You know you are doing science when you are wearing a lab coat, using big words like ‘hypothesis’ and ‘experimental controls’, and when there are lots of beakers of bubbling fluids around. But, the basic ideas behind scientific thinking are actually quite simple and they have been a part of regular people’s lives since well before people started talking about science formally.
To illustrate that point, consider soccer. Here is a thoroughly fictional account of the history of soccer using the science jargon we all loved so much from school.
Two friends from neighbouring villages met up for their weekly tea and began to argue about whose village had the most athletic people.
“Harry from our village can pull trees out of the ground with his bare hands,” claimed Alice from village A.
“Susan from our village runs so fast she can run across the lake before she sinks!” claimed Bob from village B.
As the discussion went back and forth, the claims made by Alice and Bob got further and further from reality. They were both just saying things that would help them win the argument without really caring if they were true or not.
Although they may not have understood these words, both eventually realized that they couldn’t settle this argument with unverified anecdotes. They should find a meaningful way to compare the athleticism of their respective villages. What they need is a science experiment!
They sit down together and design a game that requires the kind of athleticism that each of them thinks is most important. The idea is that the most athletic village will be correlated with the village who wins the game. If they design their game well, the correlation will be strong and winning the soccer match will be a good measure of athleticism.
They sit and think hard about what a good goal for their game is. Bob soon realizes that if the only rule is to get the ball in the net, there are ways to do that without using athleticism. So, he invents the concept of experimental controls. They write in the rules that you aren’t allowed to attack the other players and you can’t use your hands to get the ball in the net. These controls are designed to help the experimenters from getting fooled about which team is the most athletic. These controls will be enforced by officials watching the game from on the field. Suppose the full set of rules they come up with correspond to what we know as soccer.
Alice and Bob head to the lab to perform their experiment.
After the game, Bob is upset after losing. “That’s not fair. Tony got injured and we had the sun in our eyes. We should do best of 3!”

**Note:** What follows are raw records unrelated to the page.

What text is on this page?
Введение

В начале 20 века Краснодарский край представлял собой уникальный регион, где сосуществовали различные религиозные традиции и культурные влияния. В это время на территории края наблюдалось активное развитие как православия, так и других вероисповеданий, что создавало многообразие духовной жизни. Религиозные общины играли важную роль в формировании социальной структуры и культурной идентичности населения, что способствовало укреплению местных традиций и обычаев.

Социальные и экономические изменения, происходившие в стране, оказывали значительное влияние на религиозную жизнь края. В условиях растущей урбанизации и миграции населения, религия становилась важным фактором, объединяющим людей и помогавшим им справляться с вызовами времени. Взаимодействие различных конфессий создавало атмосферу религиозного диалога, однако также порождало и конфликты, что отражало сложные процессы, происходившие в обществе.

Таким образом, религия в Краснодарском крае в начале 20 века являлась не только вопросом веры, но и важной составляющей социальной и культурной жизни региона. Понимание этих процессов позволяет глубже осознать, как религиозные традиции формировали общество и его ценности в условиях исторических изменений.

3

Bob has stumbled on the idea of repeatability (perhaps he could also stumble onto experimental controls for injuries and sun in eyes). Maybe the experiment was influenced by something besides athleticism. So, that brings up doubt that the experiment can be repeated to obtain the same results. Since Alice is confident of her hypothesis (that her team will win because they are the better athletes), she is certain the experiment is repeatable. She agrees to play best of 3.

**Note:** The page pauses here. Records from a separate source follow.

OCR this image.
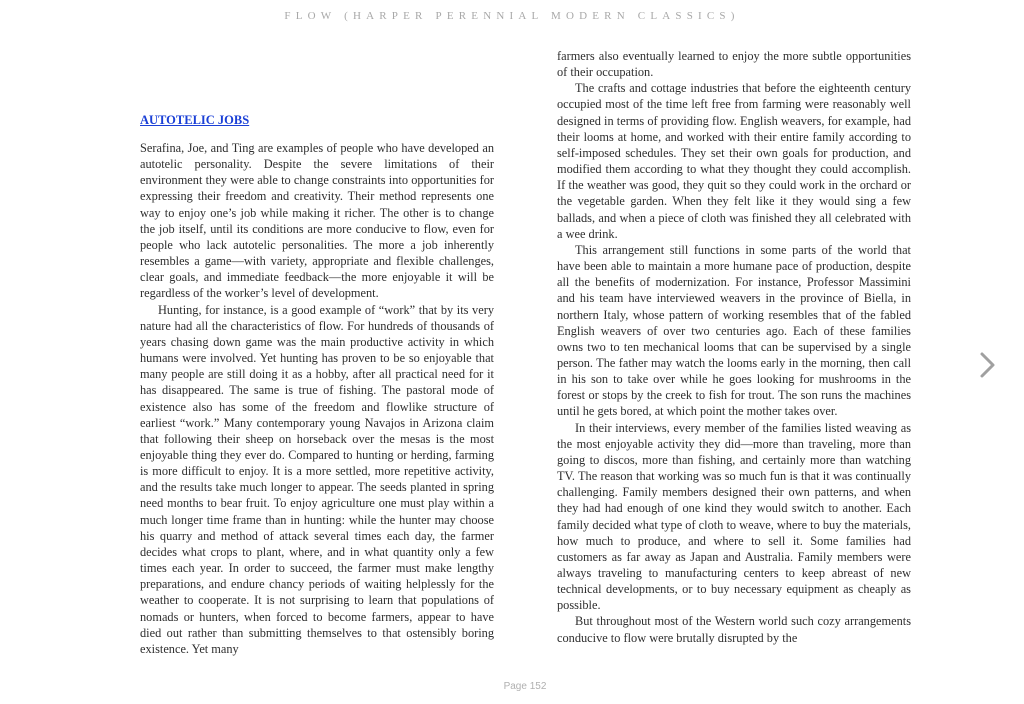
FLOW (HARPER PERENNIAL MODERN CLASSICS)
AUTOTELIC JOBS

Serafina, Joe, and Ting are examples of people who have developed an autotelic personality. Despite the severe limitations of their environment they were able to change constraints into opportunities for expressing their freedom and creativity. Their method represents one way to enjoy one’s job while making it richer. The other is to change the job itself, until its conditions are more conducive to flow, even for people who lack autotelic personalities. The more a job inherently resembles a game—with variety, appropriate and flexible challenges, clear goals, and immediate feedback—the more enjoyable it will be regardless of the worker’s level of development.

Hunting, for instance, is a good example of “work” that by its very nature had all the characteristics of flow. For hundreds of thousands of years chasing down game was the main productive activity in which humans were involved. Yet hunting has proven to be so enjoyable that many people are still doing it as a hobby, after all practical need for it has disappeared. The same is true of fishing. The pastoral mode of existence also has some of the freedom and flowlike structure of earliest “work.” Many contemporary young Navajos in Arizona claim that following their sheep on horseback over the mesas is the most enjoyable thing they ever do. Compared to hunting or herding, farming is more difficult to enjoy. It is a more settled, more repetitive activity, and the results take much longer to appear. The seeds planted in spring need months to bear fruit. To enjoy agriculture one must play within a much longer time frame than in hunting: while the hunter may choose his quarry and method of attack several times each day, the farmer decides what crops to plant, where, and in what quantity only a few times each year. In order to succeed, the farmer must make lengthy preparations, and endure chancy periods of waiting helplessly for the weather to cooperate. It is not surprising to learn that populations of nomads or hunters, when forced to become farmers, appear to have died out rather than submitting themselves to that ostensibly boring existence. Yet many

farmers also eventually learned to enjoy the more subtle opportunities of their occupation.

The crafts and cottage industries that before the eighteenth century occupied most of the time left free from farming were reasonably well designed in terms of providing flow. English weavers, for example, had their looms at home, and worked with their entire family according to self-imposed schedules. They set their own goals for production, and modified them according to what they thought they could accomplish. If the weather was good, they quit so they could work in the orchard or the vegetable garden. When they felt like it they would sing a few ballads, and when a piece of cloth was finished they all celebrated with a wee drink.

This arrangement still functions in some parts of the world that have been able to maintain a more humane pace of production, despite all the benefits of modernization. For instance, Professor Massimini and his team have interviewed weavers in the province of Biella, in northern Italy, whose pattern of working resembles that of the fabled English weavers of over two centuries ago. Each of these families owns two to ten mechanical looms that can be supervised by a single person. The father may watch the looms early in the morning, then call in his son to take over while he goes looking for mushrooms in the forest or stops by the creek to fish for trout. The son runs the machines until he gets bored, at which point the mother takes over.

In their interviews, every member of the families listed weaving as the most enjoyable activity they did—more than traveling, more than going to discos, more than fishing, and certainly more than watching TV. The reason that working was so much fun is that it was continually challenging. Family members designed their own patterns, and when they had had enough of one kind they would switch to another. Each family decided what type of cloth to weave, where to buy the materials, how much to produce, and where to sell it. Some families had customers as far away as Japan and Australia. Family members were always traveling to manufacturing centers to keep abreast of new technical developments, or to buy necessary equipment as cheaply as possible.

But throughout most of the Western world such cozy arrangements conducive to flow were brutally disrupted by the

Page 152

Village A is victorious once more. Bob is embarrassed, but realizes that you can’t measure something as complicated as athleticism with just one kind of measurement. You should find lots of ways to measure athleticism and then figure out some way to add up all those measurements. In this sense, the olympics are a better measurement of athleticism for a nation than is the World Cup.
As the argument continues, the experiments get better and better. Alice and Bob learn a great deal about exactly what is meant by ‘athleticism’ in the process. Eventually, there is enough evidence supporting one of the villages that no one in the world would doubt which village has the superior athletes. So, knowledge has increased about which village is stronger and faster. But, knowledge has also increased about how to measure ‘athleticism’ properly. When we do science, we learn something about nature, but we also learn something about how to do science better in the future.
Sports are just one way we exercise scientific thinking. Tests in school are another kind of science experiment. They are measurements of student learning. An election is a science experiment designed to measure popular will or political legitimacy. All of these kinds of experiments share many of the core ideas behind more familiar kinds of science: experimental controls, hypothesis testing, measurements, careful design. So, when you cut through the silly jargon that scientists use, the concepts are already familiar to all of us.
All of these example experiments can be done with varrying amouts of precision, accuracy and carefulness. Sometimes they are done quite poorly, because science does not come naturally to us. But, the same can even be true with science experiments. At the end of the day, they are all just attempts to make a measurement in order to evaluate a claim. ‘Science’ refers to a set of values and practices that help us to do that well when other people would prefer to do it poorly.